The student design team placed first among Canadian participants and seventh globally at the University Rover Challenge (URC) in Utah in June.
This matches the team’s 2023 result, though it scored more points this year than it ever has at URC.
“It was an absolute thrill to see it all come together, after working on paper and in mock-tasks for so long. Operating at competition is the only way to truly test our capabilities,” says fourth-year Mechanical Engineering student Caleb Chadwick, who was QSET’s Mechanical Operations Manager.
The Queen's Space Engineering Team is a multidisciplinary design team of 100-150 members which works on two large projects, a prototype Mars Rover, and a prototype satellite.
The annual three-day URC competition takes place at the Mars Desert Research Station in Hanksville, Utah. It’s the culmination of a year’s worth of work for the qualifying student teams who build a remote-controlled motor vehicle designed to explore the Red Planet.
This year, just 38 of 102 teams from around the world qualified. The Smith Engineering design team was one of the three Canadian teams to make it to Utah.
Chadwick says that as usual it was a big challenge for QSET to get the rover ready in time for competition.

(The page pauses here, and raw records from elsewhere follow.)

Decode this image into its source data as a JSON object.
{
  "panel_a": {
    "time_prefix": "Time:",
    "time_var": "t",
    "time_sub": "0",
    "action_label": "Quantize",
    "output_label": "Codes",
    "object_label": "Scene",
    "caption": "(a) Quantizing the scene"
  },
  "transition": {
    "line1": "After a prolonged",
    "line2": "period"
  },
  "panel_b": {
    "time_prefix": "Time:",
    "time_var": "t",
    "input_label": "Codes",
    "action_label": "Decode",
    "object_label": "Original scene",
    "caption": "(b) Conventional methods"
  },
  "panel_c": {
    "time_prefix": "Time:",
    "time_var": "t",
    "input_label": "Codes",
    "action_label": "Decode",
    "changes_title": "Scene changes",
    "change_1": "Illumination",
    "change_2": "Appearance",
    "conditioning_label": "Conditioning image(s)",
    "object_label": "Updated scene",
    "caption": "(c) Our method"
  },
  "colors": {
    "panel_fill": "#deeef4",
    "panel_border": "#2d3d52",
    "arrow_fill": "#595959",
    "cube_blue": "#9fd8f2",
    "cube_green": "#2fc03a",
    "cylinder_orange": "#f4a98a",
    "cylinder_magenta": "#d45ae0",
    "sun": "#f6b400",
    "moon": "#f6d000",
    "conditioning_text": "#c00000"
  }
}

“Trying to have good retention of the most capable people that we can get our hands on is always a limiter,” he says. “So we’re always juggling between the amount of scope that we want to tie in and improve year over year versus the resources that we have available.”
Participating teams don’t typically build their rovers from scratch every year, but instead make improvements to their builds.

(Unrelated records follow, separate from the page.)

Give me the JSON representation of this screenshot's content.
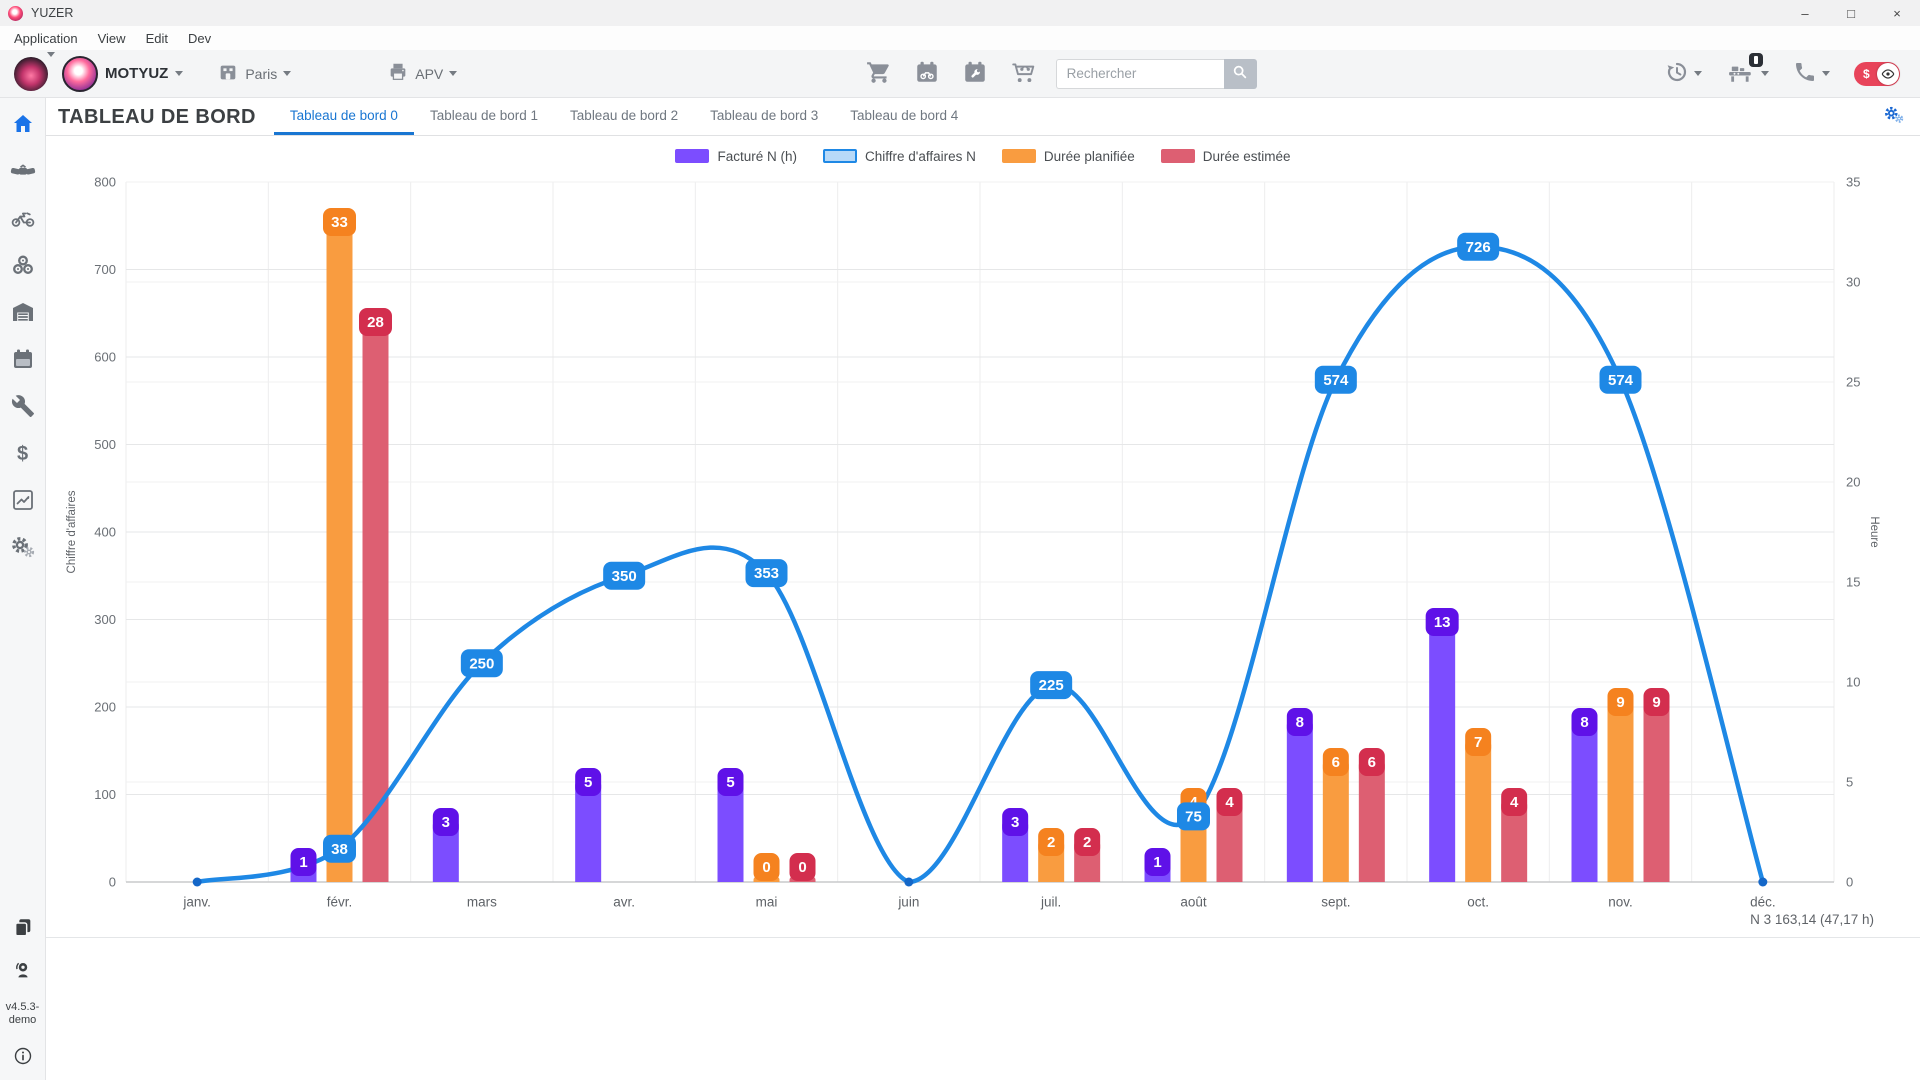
{
  "window": {
    "title": "YUZER"
  },
  "menubar": {
    "items": [
      "Application",
      "View",
      "Edit",
      "Dev"
    ]
  },
  "toolbar": {
    "org_label": "MOTYUZ",
    "site_label": "Paris",
    "dept_label": "APV",
    "search": {
      "placeholder": "Rechercher"
    },
    "currency_symbol": "$"
  },
  "page": {
    "title": "TABLEAU DE BORD",
    "tabs": [
      "Tableau de bord 0",
      "Tableau de bord 1",
      "Tableau de bord 2",
      "Tableau de bord 3",
      "Tableau de bord 4"
    ],
    "active_tab_index": 0
  },
  "sidebar": {
    "version": "v4.5.3-demo"
  },
  "chart_data": {
    "type": "bar+line",
    "categories": [
      "janv.",
      "févr.",
      "mars",
      "avr.",
      "mai",
      "juin",
      "juil.",
      "août",
      "sept.",
      "oct.",
      "nov.",
      "déc."
    ],
    "series": [
      {
        "name": "Facturé N (h)",
        "type": "bar",
        "axis": "right",
        "slot": -1,
        "color": "#7c4dff",
        "badge_color": "#5f11e8",
        "values": [
          null,
          1,
          3,
          5,
          5,
          null,
          3,
          1,
          8,
          13,
          8,
          null
        ]
      },
      {
        "name": "Chiffre d'affaires N",
        "type": "line",
        "axis": "left",
        "color": "#1e88e5",
        "dot_color": "#1467c8",
        "swatch_fill": "#b7d9f8",
        "values": [
          0,
          38,
          250,
          350,
          353,
          0,
          225,
          75,
          574,
          726,
          574,
          0
        ]
      },
      {
        "name": "Durée planifiée",
        "type": "bar",
        "axis": "right",
        "slot": 0,
        "color": "#f99c40",
        "badge_color": "#f5821f",
        "values": [
          null,
          33,
          null,
          null,
          0,
          null,
          2,
          4,
          6,
          7,
          9,
          null
        ]
      },
      {
        "name": "Durée estimée",
        "type": "bar",
        "axis": "right",
        "slot": 1,
        "color": "#dd5f72",
        "badge_color": "#d32e4e",
        "values": [
          null,
          28,
          null,
          null,
          0,
          null,
          2,
          4,
          6,
          4,
          9,
          null
        ]
      }
    ],
    "left_axis": {
      "label": "Chiffre d'affaires",
      "min": 0,
      "max": 800,
      "step": 100
    },
    "right_axis": {
      "label": "Heure",
      "min": 0,
      "max": 35,
      "step": 5
    },
    "legend_position": "top",
    "grid": true
  },
  "footer_summary": "N 3 163,14 (47,17 h)"
}
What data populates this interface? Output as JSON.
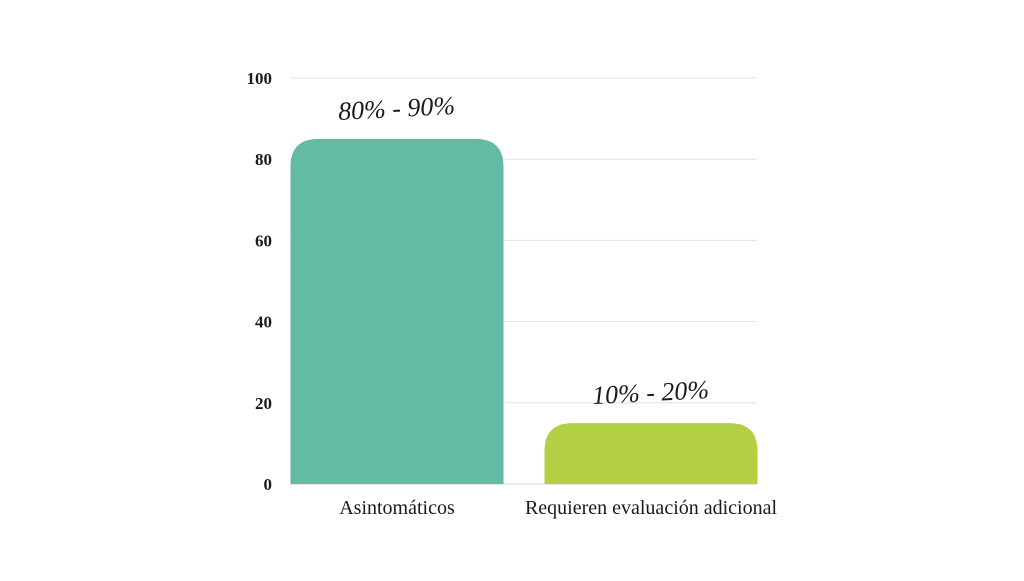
{
  "chart_data": {
    "type": "bar",
    "categories": [
      "Asintomáticos",
      "Requieren evaluación adicional"
    ],
    "values": [
      85,
      15
    ],
    "data_labels": [
      "80% - 90%",
      "10% - 20%"
    ],
    "ylim": [
      0,
      100
    ],
    "yticks": [
      "0",
      "20",
      "40",
      "60",
      "80",
      "100"
    ],
    "grid": true,
    "colors": [
      "#63bba3",
      "#b3cf43"
    ]
  }
}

QSET’s modifications this year included redesigning the wheel system, upgrading the robotic arm, installing a new soil collection system, improving the autonomous systems, and enhancing the rover’s signal reliability.
The team’s first test was to qualify for URC using a video and report to demonstrate the rover’s capabilities and alterations from last year.

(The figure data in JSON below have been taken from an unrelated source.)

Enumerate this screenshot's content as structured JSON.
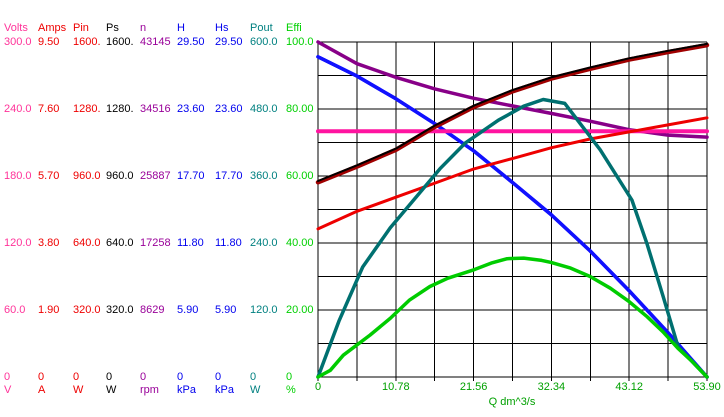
{
  "table": {
    "columns": [
      {
        "name": "Volts",
        "unit": "V",
        "color": "#FF3399",
        "values": [
          "300.0",
          "240.0",
          "180.0",
          "120.0",
          "60.0",
          "0"
        ]
      },
      {
        "name": "Amps",
        "unit": "A",
        "color": "#EE0000",
        "values": [
          "9.50",
          "7.60",
          "5.70",
          "3.80",
          "1.90",
          "0"
        ]
      },
      {
        "name": "Pin",
        "unit": "W",
        "color": "#EE0000",
        "values": [
          "1600.",
          "1280.",
          "960.0",
          "640.0",
          "320.0",
          "0"
        ]
      },
      {
        "name": "Ps",
        "unit": "W",
        "color": "#000000",
        "values": [
          "1600.",
          "1280.",
          "960.0",
          "640.0",
          "320.0",
          "0"
        ]
      },
      {
        "name": "n",
        "unit": "rpm",
        "color": "#990099",
        "values": [
          "43145",
          "34516",
          "25887",
          "17258",
          "8629",
          "0"
        ]
      },
      {
        "name": "H",
        "unit": "kPa",
        "color": "#0000EE",
        "values": [
          "29.50",
          "23.60",
          "17.70",
          "11.80",
          "5.90",
          "0"
        ]
      },
      {
        "name": "Hs",
        "unit": "kPa",
        "color": "#0000EE",
        "values": [
          "29.50",
          "23.60",
          "17.70",
          "11.80",
          "5.90",
          "0"
        ]
      },
      {
        "name": "Pout",
        "unit": "W",
        "color": "#008080",
        "values": [
          "600.0",
          "480.0",
          "360.0",
          "240.0",
          "120.0",
          "0"
        ]
      },
      {
        "name": "Effi",
        "unit": "%",
        "color": "#00D000",
        "values": [
          "100.0",
          "80.00",
          "60.00",
          "40.00",
          "20.00",
          "0"
        ]
      }
    ]
  },
  "chart_data": {
    "type": "line",
    "title": "",
    "xlabel": "Q dm^3/s",
    "ylabel": "multiple per-series axes (left columns)",
    "x_range": [
      0,
      53.9
    ],
    "x_ticks": [
      "0",
      "10.78",
      "21.56",
      "32.34",
      "43.12",
      "53.90"
    ],
    "grid": "10x10 divisions, black lines on white",
    "axis_color": "#00A000",
    "grid_color": "#000000",
    "background": "#FFFFFF",
    "legend_position": "left-column-table",
    "series": [
      {
        "name": "n",
        "unit": "rpm",
        "axis_max": 43145,
        "color": "#990099",
        "line": "#880088",
        "points": [
          [
            0,
            43145
          ],
          [
            5.4,
            40350
          ],
          [
            10.8,
            38600
          ],
          [
            16.2,
            37100
          ],
          [
            21.6,
            35900
          ],
          [
            27,
            34900
          ],
          [
            32.3,
            33950
          ],
          [
            37.7,
            32950
          ],
          [
            43.1,
            31850
          ],
          [
            48.5,
            31150
          ],
          [
            53.9,
            30900
          ]
        ]
      },
      {
        "name": "H",
        "unit": "kPa",
        "axis_max": 29.5,
        "color": "#0000EE",
        "line": "#1111FF",
        "points": [
          [
            0,
            28.2
          ],
          [
            5.4,
            26.5
          ],
          [
            10.8,
            24.5
          ],
          [
            16.2,
            22.3
          ],
          [
            21.6,
            19.9
          ],
          [
            27,
            17.1
          ],
          [
            32.3,
            14.3
          ],
          [
            37.7,
            11.1
          ],
          [
            43.1,
            7.6
          ],
          [
            48.5,
            3.9
          ],
          [
            53.9,
            0
          ]
        ]
      },
      {
        "name": "Hs",
        "unit": "kPa",
        "axis_max": 29.5,
        "color": "#0000EE",
        "line": "#1111FF",
        "points": [
          [
            0,
            28.2
          ],
          [
            5.4,
            26.5
          ],
          [
            10.8,
            24.5
          ],
          [
            16.2,
            22.3
          ],
          [
            21.6,
            19.9
          ],
          [
            27,
            17.1
          ],
          [
            32.3,
            14.3
          ],
          [
            37.7,
            11.1
          ],
          [
            43.1,
            7.6
          ],
          [
            48.5,
            3.9
          ],
          [
            53.9,
            0
          ]
        ]
      },
      {
        "name": "Volts",
        "unit": "V",
        "axis_max": 300,
        "color": "#FF3399",
        "line": "#FF14A0",
        "points": [
          [
            0,
            220
          ],
          [
            53.9,
            220
          ]
        ]
      },
      {
        "name": "Amps",
        "unit": "A",
        "axis_max": 9.5,
        "color": "#EE0000",
        "line": "#EE0000",
        "points": [
          [
            0,
            4.2
          ],
          [
            5.4,
            4.7
          ],
          [
            10.8,
            5.1
          ],
          [
            16.2,
            5.5
          ],
          [
            21.6,
            5.9
          ],
          [
            27,
            6.2
          ],
          [
            32.3,
            6.5
          ],
          [
            37.7,
            6.75
          ],
          [
            43.1,
            6.95
          ],
          [
            48.5,
            7.15
          ],
          [
            53.9,
            7.35
          ]
        ]
      },
      {
        "name": "Pin",
        "unit": "W",
        "axis_max": 1600,
        "color": "#EE0000",
        "line": "#A00000",
        "points": [
          [
            0,
            930
          ],
          [
            5.4,
            1005
          ],
          [
            10.8,
            1085
          ],
          [
            16.2,
            1195
          ],
          [
            21.6,
            1290
          ],
          [
            27,
            1365
          ],
          [
            32.3,
            1425
          ],
          [
            37.7,
            1472
          ],
          [
            43.1,
            1516
          ],
          [
            48.5,
            1552
          ],
          [
            53.9,
            1585
          ]
        ]
      },
      {
        "name": "Ps",
        "unit": "W",
        "axis_max": 1600,
        "color": "#000000",
        "line": "#000000",
        "points": [
          [
            0,
            936
          ],
          [
            5.4,
            1011
          ],
          [
            10.8,
            1091
          ],
          [
            16.2,
            1201
          ],
          [
            21.6,
            1296
          ],
          [
            27,
            1371
          ],
          [
            32.3,
            1431
          ],
          [
            37.7,
            1478
          ],
          [
            43.1,
            1522
          ],
          [
            48.5,
            1558
          ],
          [
            53.9,
            1591
          ]
        ]
      },
      {
        "name": "Pout",
        "unit": "W",
        "axis_max": 600,
        "color": "#008080",
        "line": "#007070",
        "points": [
          [
            0,
            0
          ],
          [
            2.9,
            100
          ],
          [
            6.2,
            197
          ],
          [
            10,
            267
          ],
          [
            16.9,
            373
          ],
          [
            20.4,
            419
          ],
          [
            25,
            460
          ],
          [
            28.5,
            485
          ],
          [
            31.2,
            497
          ],
          [
            34.2,
            490
          ],
          [
            39.1,
            407
          ],
          [
            43.5,
            317
          ],
          [
            45.6,
            238
          ],
          [
            47.8,
            145
          ],
          [
            49.9,
            54
          ],
          [
            53.9,
            0
          ]
        ]
      },
      {
        "name": "Effi",
        "unit": "%",
        "axis_max": 100,
        "color": "#00D000",
        "line": "#00CC00",
        "points": [
          [
            0,
            0
          ],
          [
            1.7,
            2
          ],
          [
            3.5,
            6.5
          ],
          [
            7.2,
            12.5
          ],
          [
            10,
            17.5
          ],
          [
            12.7,
            23
          ],
          [
            15.5,
            27
          ],
          [
            18,
            29.5
          ],
          [
            21.6,
            32
          ],
          [
            24,
            34
          ],
          [
            26.2,
            35.3
          ],
          [
            28.5,
            35.5
          ],
          [
            31,
            34.8
          ],
          [
            32.3,
            34.2
          ],
          [
            35,
            32.5
          ],
          [
            37.7,
            30
          ],
          [
            40.5,
            26.5
          ],
          [
            43.1,
            22.5
          ],
          [
            45.6,
            18
          ],
          [
            47.8,
            13.5
          ],
          [
            49.9,
            8.5
          ],
          [
            51.9,
            4.5
          ],
          [
            53.9,
            0
          ]
        ]
      }
    ]
  }
}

Once in Utah, teams and their rovers compete in four separate missions over three days. Mission scores are combined with scores from the qualifying review for the final standings.
The four missions test everything from the rover’s ability for finding signs of life to retrieving and delivering materials to navigating entirely on its own.
The Queen’s team did well to place seventh at URC, says Chadwick, but they could have done even better. “One of the missions tests the rover arm’s dexterity and speed, and while our rover was capable of doing all of the tasks, a communications malfunction meant that the team’s rover was only active for 3 out of the 30 minutes of the task, scoring 15 out of 100 points in that time.”
“You always think about what could have been,” says Chadwick. “But at the same time, it’s not all about the points. It’s about what we were able to do with what we were given and how we can get even better for next year.”
Chadwick will be QSET’s Chief Technical Officer next year and already has “lots of ideas” for how they can improve.
Overall, though, he says being part of QSET or any student design team at Queen’s is really about improving your soft skills as an engineer and applying what you learn in class.
“It ties into communication, it ties into true design skills and optimization, being proactive, thinking on your feet. And ultimately, it builds on the pillars of what you’re taught in university. You have all these Lego bricks from your classes, and then you see how it truly comes together once you get your hands dirty on a design team.”